Wednesday, September 30, 2015

Interview

Interview with the Author of "The Veiled Lady," M.E. Eadie

Q. Why write the “Veiled Lady?”
A. I love Shakespeare’s and Marlowe’s works. I wanted to visit the time that produced these great playwrights.
Q. Why is one of your major characters from China?
A. The Middle Kingdom. China, as we know it, didn’t exist at that time. Miao Juzheng is an oddity, however, not entirely odd because the Portuguese did trade, in a very limited volume, slaves from the Middle Kingdom. She also has albinism.
Q. Why albinism?

A. Why not? White was the fashion rage at the time. The women used Ceruse or a white lead based makeup to make their skin fairer...so, what is whiter than albinism.
Q. You have a point there. But don't people with albinism have difficulties with their eye sight.
A. Absolutely. I also have problems with how they are generally portrayed in stories.
Q. What do you mean by that?
A. Well, most people with albinism are villains. I'll give you some examples: the torturer in "Prince Bride," the evil monk in "The di vinci code."
Q. Isn't he the sniper?
A. Yeah, that's funny. Imaging asking someone who is low vision being a sniper.
Q. Never thought of that.
A. Most people don't.
Q. But I find it hard to believe. There is a scene where George is teaching Miao to fight with a rapier.
A. Why not?
Q Women didn't fight with swords back then.
A. Who says? Listen, I agree it was a man's world and women didn't have much power, but Elizabeth was changing that. 
Q. How?
A. By not marrying. As soon as she married, she would lose power. Besides it was probably difficult having your mom's head cut off.
Q. Aren't you bothered that there really isn't a lot of material on characters like Christopher Marlowe, even Shakespeare.
A. Not in the least. This gives the writer great freedom to fill things in, to make up stuff.
Q. Well, thanks for talking to me. I really appreciate it.
A. For you, anytime. Anytime you want to talk to yourself, just let me know.
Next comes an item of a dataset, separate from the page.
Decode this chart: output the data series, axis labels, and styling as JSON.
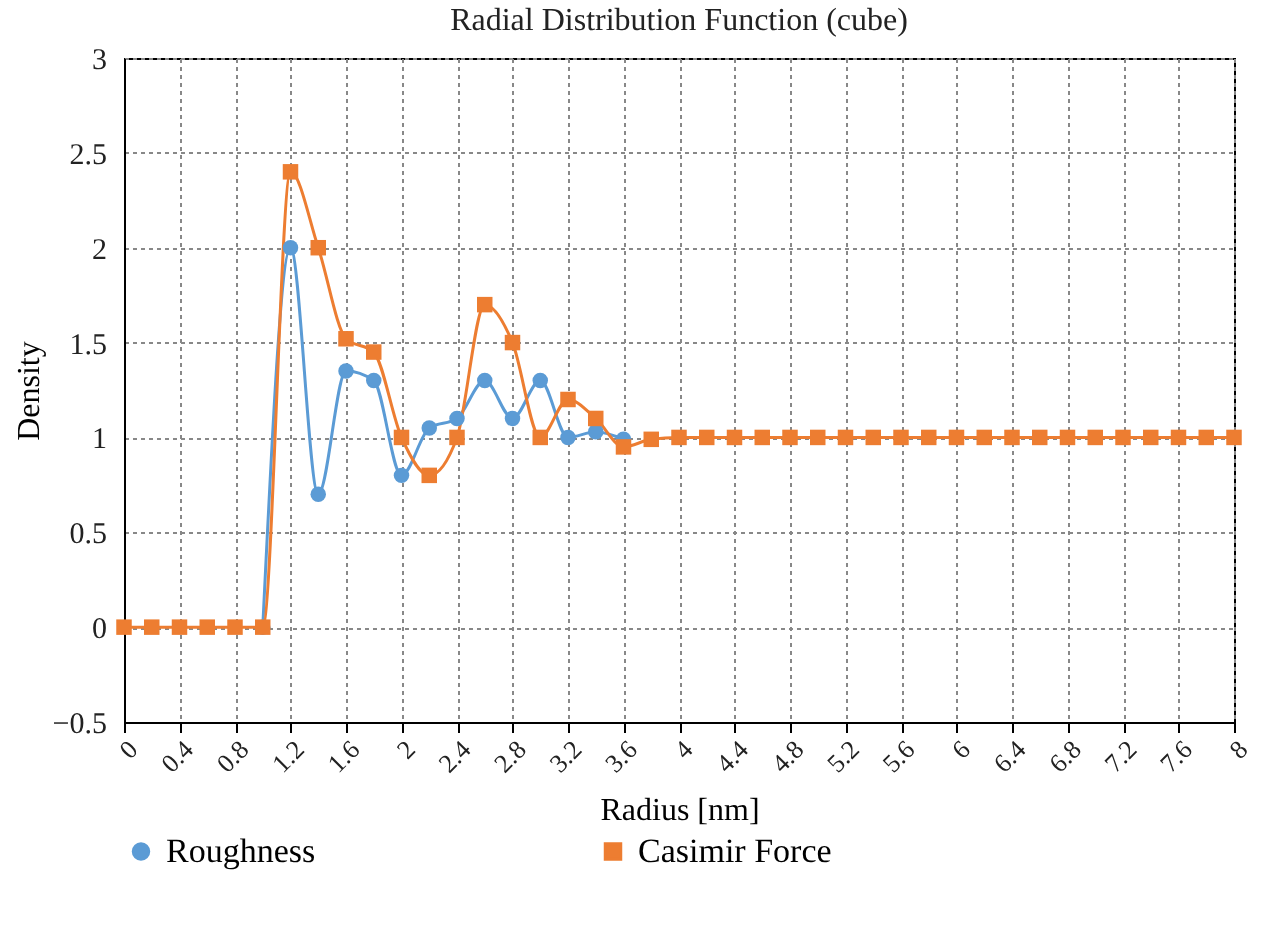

Thursday, September 24, 2015

Queen Elizabeth: Wo-man?




It is not as outlandish as it seems to view Queen Elizabeth I as both male and female. In a time when the female sexual organs were viewed as the inverse of the male, it was not beyond the realm of possibility that a woman could become a man through vigorous exercise. In fact there is the tale of the shepherdess who in mid leap (she was leaping over a fence) became a man. Although this was more possible with girls than with women. It was a concern for men, if their wives were engaged in 'man's' work, that they would come home only to be greeted at the door by a man. This not only threatened the hierarchy of things, but also the fundamental power structure. Perhaps, through vigorous exercise, Queen Elizabeth was able to keep Lord Burghley from constantly insisting that she marry. Obviously it takes more than vigorous exercise to make a woman into a man, but that's not the point. The point is that to the Elizabethan mind, this was indeed possible.